Rosa María Guerrero

Personal information
- Full name: Rosa María Guerrero Cazares
- Nationality: Mexican
- Born: 30 November 1984 (age 41)
- Home town: Mazatlán, Mexico

Sport
- Country: Mexico
- Sport: Paralympic athletics
- Disability class: F55
- Events: Discus throw Shot put
- Club: Sinaloa State
- Coached by: Ivan Rodriguez Luna

Medal record
Women's para-athletics
Representing Mexico
Paralympic Games
| Bronze medal – third place | 2020 Tokyo | Discus throw F55 |
| Bronze medal – third place | 2024 Paris | Discus throw F55 |
World Championships
| Gold medal – first place | 2023 Paris | Discus throw F55 |
| Bronze medal – third place | 2017 London | Shot put F55 |
| Bronze medal – third place | 2024 Kobe | Discus throw F55 |
Parapan American Games
| Gold medal – first place | 2019 Lima | Discus throw F55 |
| Gold medal – first place | 2019 Lima | Shot put F53/54/55 |
| Silver medal – second place | 2023 Santiago | Discus Throw F55 |
| Bronze medal – third place | 2023 Santiago | Shot put F53/54/55 |

= Rosa María Guerrero =

Mexican Paralympic athlete (born 1984)

Rosa María Guerrero Cazares (born 30 November 1984) is a Mexican Paralympic athlete who competes in discus throw and shot put events in international level events.

== Career ==
For a long time she played soccer, but in 2010, due to a health problem, she was immobilized from the waist down and started playing basketball in a wheelchair.
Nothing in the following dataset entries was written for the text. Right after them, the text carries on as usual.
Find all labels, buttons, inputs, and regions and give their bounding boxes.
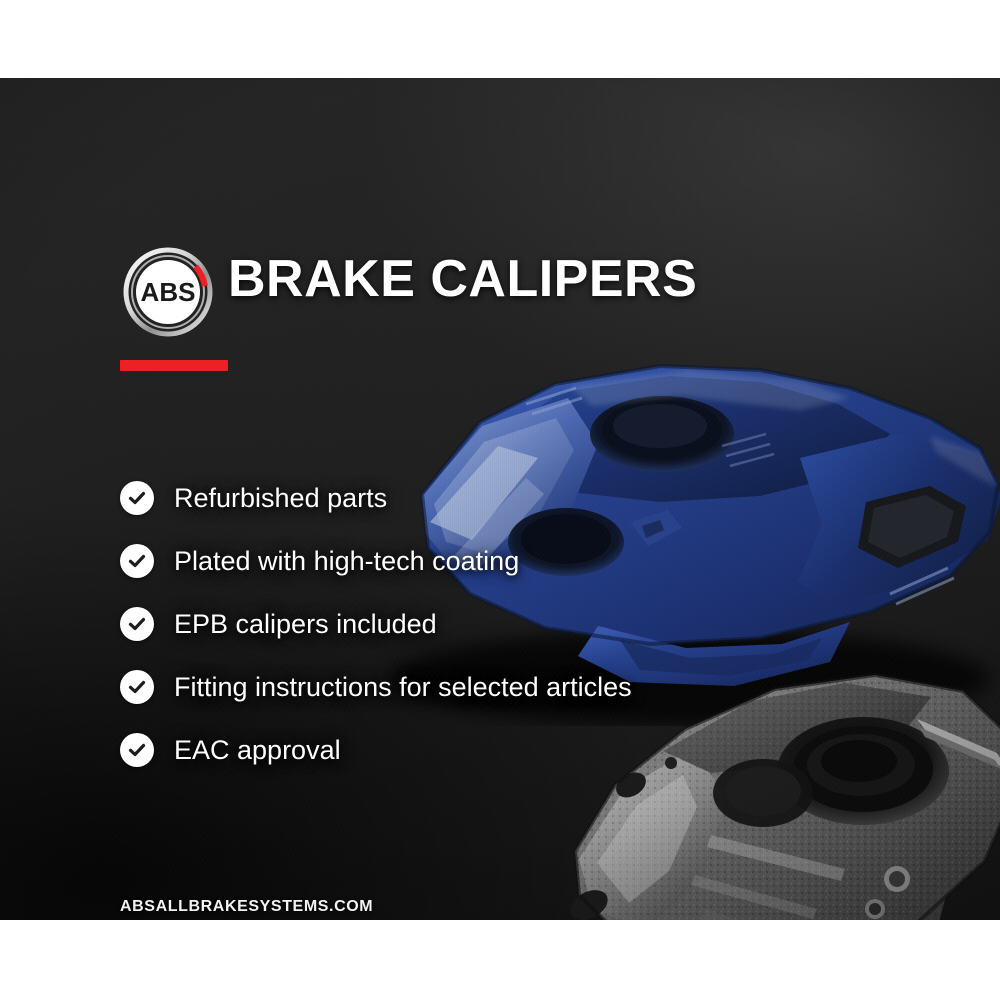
dark-background-panel: ABS BRAKE CALIPERS Refurbished parts Pla… bbox=[0, 78, 1000, 920]
svg-text:ABS: ABS bbox=[141, 277, 196, 307]
list-item: Plated with high-tech coating bbox=[120, 529, 632, 592]
feature-label: Refurbished parts bbox=[174, 483, 387, 513]
list-item: EAC approval bbox=[120, 718, 632, 781]
feature-label: EAC approval bbox=[174, 735, 341, 765]
feature-label: Fitting instructions for selected articl… bbox=[174, 672, 632, 702]
feature-label: Plated with high-tech coating bbox=[174, 546, 519, 576]
list-item: Fitting instructions for selected articl… bbox=[120, 655, 632, 718]
accent-rule bbox=[120, 360, 228, 371]
feature-list: Refurbished parts Plated with high-tech … bbox=[120, 466, 632, 781]
page-title: BRAKE CALIPERS bbox=[228, 250, 697, 308]
feature-label: EPB calipers included bbox=[174, 609, 437, 639]
check-circle-icon bbox=[120, 544, 154, 578]
product-banner: ABS BRAKE CALIPERS Refurbished parts Pla… bbox=[0, 0, 1000, 1000]
check-circle-icon bbox=[120, 607, 154, 641]
list-item: Refurbished parts bbox=[120, 466, 632, 529]
list-item: EPB calipers included bbox=[120, 592, 632, 655]
check-circle-icon bbox=[120, 733, 154, 767]
website-url: ABSALLBRAKESYSTEMS.COM bbox=[120, 898, 373, 916]
check-circle-icon bbox=[120, 481, 154, 515]
abs-logo: ABS bbox=[120, 244, 216, 340]
check-circle-icon bbox=[120, 670, 154, 704]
Shortly thereafter, the national athletics coach invited her to train at the CONADE's Mexican Paralympic Committee Center.
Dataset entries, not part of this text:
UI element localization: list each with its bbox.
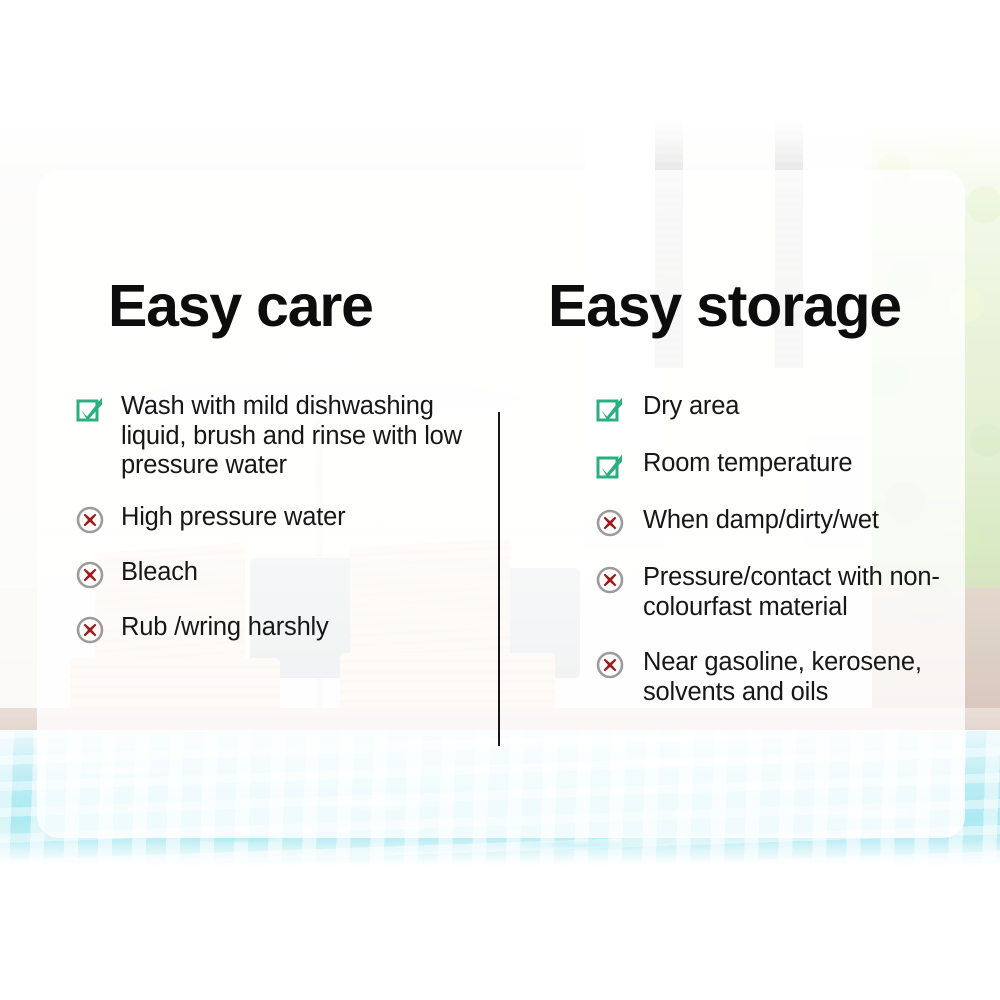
list-item-label: Bleach (121, 558, 198, 588)
list-item-label: Dry area (643, 392, 739, 422)
list-item: Near gasoline, kerosene, solvents and oi… (596, 648, 946, 707)
list-item-label: When damp/dirty/wet (643, 506, 879, 536)
heading-easy-storage: Easy storage (548, 277, 901, 336)
easy-storage-list: Dry area Room temperature When damp/dirt… (596, 392, 946, 733)
list-item-label: Pressure/contact with non-colourfast mat… (643, 563, 946, 622)
list-item: High pressure water (76, 503, 476, 534)
photo-fade-bottom (0, 840, 1000, 866)
list-item-label: Wash with mild dishwashing liquid, brush… (121, 392, 476, 481)
check-icon (596, 452, 624, 480)
list-item-label: Near gasoline, kerosene, solvents and oi… (643, 648, 946, 707)
promo-infographic: Easy care Easy storage Wash with mild di… (0, 0, 1000, 1000)
heading-easy-care: Easy care (108, 277, 373, 336)
cross-icon (596, 509, 624, 537)
easy-care-list: Wash with mild dishwashing liquid, brush… (76, 392, 476, 666)
cross-icon (596, 566, 624, 594)
cross-icon (76, 506, 104, 534)
list-item: Room temperature (596, 449, 946, 480)
photo-fade-top (0, 118, 1000, 178)
check-icon (596, 395, 624, 423)
list-item: Rub /wring harshly (76, 613, 476, 644)
cross-icon (76, 616, 104, 644)
list-item: Wash with mild dishwashing liquid, brush… (76, 392, 476, 481)
list-item: When damp/dirty/wet (596, 506, 946, 537)
list-item-label: High pressure water (121, 503, 345, 533)
cross-icon (596, 651, 624, 679)
cross-icon (76, 561, 104, 589)
check-icon (76, 395, 104, 423)
list-item: Bleach (76, 558, 476, 589)
list-item: Pressure/contact with non-colourfast mat… (596, 563, 946, 622)
column-divider (498, 412, 500, 746)
list-item-label: Room temperature (643, 449, 852, 479)
list-item: Dry area (596, 392, 946, 423)
list-item-label: Rub /wring harshly (121, 613, 329, 643)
At the 2017 World Para Athletics Championships, she won the bronze medal in the F55 Shot put, with a throw of 7.45 metres. She also competed in the Discus throw coming 9th.

At the 2019 World Para Athletics Championships, she placed 4th in the F55 Discus Throw with a throw of 22.43 metres.
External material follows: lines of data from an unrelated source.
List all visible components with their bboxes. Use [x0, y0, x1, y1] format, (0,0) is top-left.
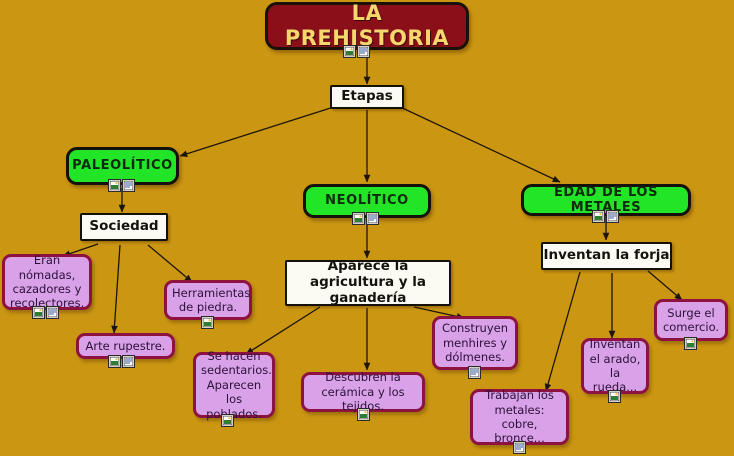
node-aparece-la-agricultura[interactable]: Aparece la agricultura y la ganadería: [285, 260, 451, 306]
icons-title[interactable]: [343, 45, 370, 58]
icons-construyen-menhires[interactable]: [468, 366, 481, 379]
icons-inventan-el-arado[interactable]: [608, 390, 621, 403]
picture-icon[interactable]: [343, 45, 356, 58]
note-icon[interactable]: [46, 306, 59, 319]
node-construyen-menhires-label: Construyen menhires y dólmenes.: [440, 321, 510, 364]
icons-edad-de-los-metales[interactable]: [592, 210, 619, 223]
note-icon[interactable]: [366, 212, 379, 225]
note-icon[interactable]: [122, 179, 135, 192]
node-surge-el-comercio[interactable]: Surge el comercio.: [654, 299, 728, 341]
concept-map-canvas: LA PREHISTORIA Etapas PALEOLÍTICO NEOLÍT…: [0, 0, 734, 456]
node-trabajan-los-metales-label: Trabajan los metales: cobre, bronce...: [478, 388, 561, 446]
node-etapas-label: Etapas: [332, 89, 402, 105]
node-construyen-menhires[interactable]: Construyen menhires y dólmenes.: [432, 316, 518, 370]
picture-icon[interactable]: [592, 210, 605, 223]
icons-descubren-la-ceramica[interactable]: [357, 408, 370, 421]
icons-se-hacen-sedentarios[interactable]: [221, 414, 234, 427]
picture-icon[interactable]: [684, 337, 697, 350]
picture-icon[interactable]: [201, 316, 214, 329]
node-aparece-la-agricultura-label: Aparece la agricultura y la ganadería: [287, 259, 449, 307]
node-inventan-la-forja[interactable]: Inventan la forja: [541, 242, 672, 270]
picture-icon[interactable]: [608, 390, 621, 403]
icons-arte-rupestre[interactable]: [108, 355, 135, 368]
node-title[interactable]: LA PREHISTORIA: [265, 2, 469, 50]
node-paleolitico-label: PALEOLÍTICO: [69, 158, 176, 173]
node-inventan-el-arado[interactable]: Inventan el arado, la rueda...: [581, 338, 649, 394]
picture-icon[interactable]: [221, 414, 234, 427]
picture-icon[interactable]: [32, 306, 45, 319]
picture-icon[interactable]: [108, 179, 121, 192]
node-eran-nomadas-label: Eran nómadas, cazadores y recolectores.: [10, 253, 84, 311]
picture-icon[interactable]: [108, 355, 121, 368]
note-icon[interactable]: [468, 366, 481, 379]
node-title-label: LA PREHISTORIA: [268, 1, 466, 51]
node-surge-el-comercio-label: Surge el comercio.: [662, 306, 720, 335]
node-sociedad-label: Sociedad: [82, 219, 166, 235]
node-arte-rupestre-label: Arte rupestre.: [84, 339, 167, 353]
icons-eran-nomadas[interactable]: [32, 306, 59, 319]
node-trabajan-los-metales[interactable]: Trabajan los metales: cobre, bronce...: [470, 389, 569, 445]
note-icon[interactable]: [122, 355, 135, 368]
icons-surge-el-comercio[interactable]: [684, 337, 697, 350]
note-icon[interactable]: [606, 210, 619, 223]
picture-icon[interactable]: [357, 408, 370, 421]
node-herramientas-de-piedra[interactable]: Herramientas de piedra.: [164, 280, 252, 320]
icons-trabajan-los-metales[interactable]: [513, 441, 526, 454]
node-se-hacen-sedentarios[interactable]: Se hacen sedentarios. Aparecen los pobla…: [193, 352, 275, 418]
icons-herramientas-de-piedra[interactable]: [201, 316, 214, 329]
node-neolitico-label: NEOLÍTICO: [306, 193, 428, 208]
node-herramientas-de-piedra-label: Herramientas de piedra.: [172, 286, 244, 315]
note-icon[interactable]: [357, 45, 370, 58]
node-etapas[interactable]: Etapas: [330, 85, 404, 109]
icons-paleolitico[interactable]: [108, 179, 135, 192]
node-sociedad[interactable]: Sociedad: [80, 213, 168, 241]
node-se-hacen-sedentarios-label: Se hacen sedentarios. Aparecen los pobla…: [201, 349, 267, 421]
node-inventan-el-arado-label: Inventan el arado, la rueda...: [589, 337, 641, 395]
node-eran-nomadas[interactable]: Eran nómadas, cazadores y recolectores.: [2, 254, 92, 310]
icons-neolitico[interactable]: [352, 212, 379, 225]
picture-icon[interactable]: [352, 212, 365, 225]
node-descubren-la-ceramica[interactable]: Descubren la cerámica y los tejidos.: [301, 372, 425, 412]
node-inventan-la-forja-label: Inventan la forja: [543, 248, 670, 264]
note-icon[interactable]: [513, 441, 526, 454]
At the 2020 Summer Paralympics she finished in third place in the discus throw with a 24.11 meters, winning a bronze medal.

At the 2023 Parapan American Games, she competed in the F55 Discus and Shot put events, winning the silver and bronze respectively.

At the 2024 Summer Paralympics, she repeated her 2020 result winning bronze again with a throw of 25.81 metres, which was also a seasons best for her.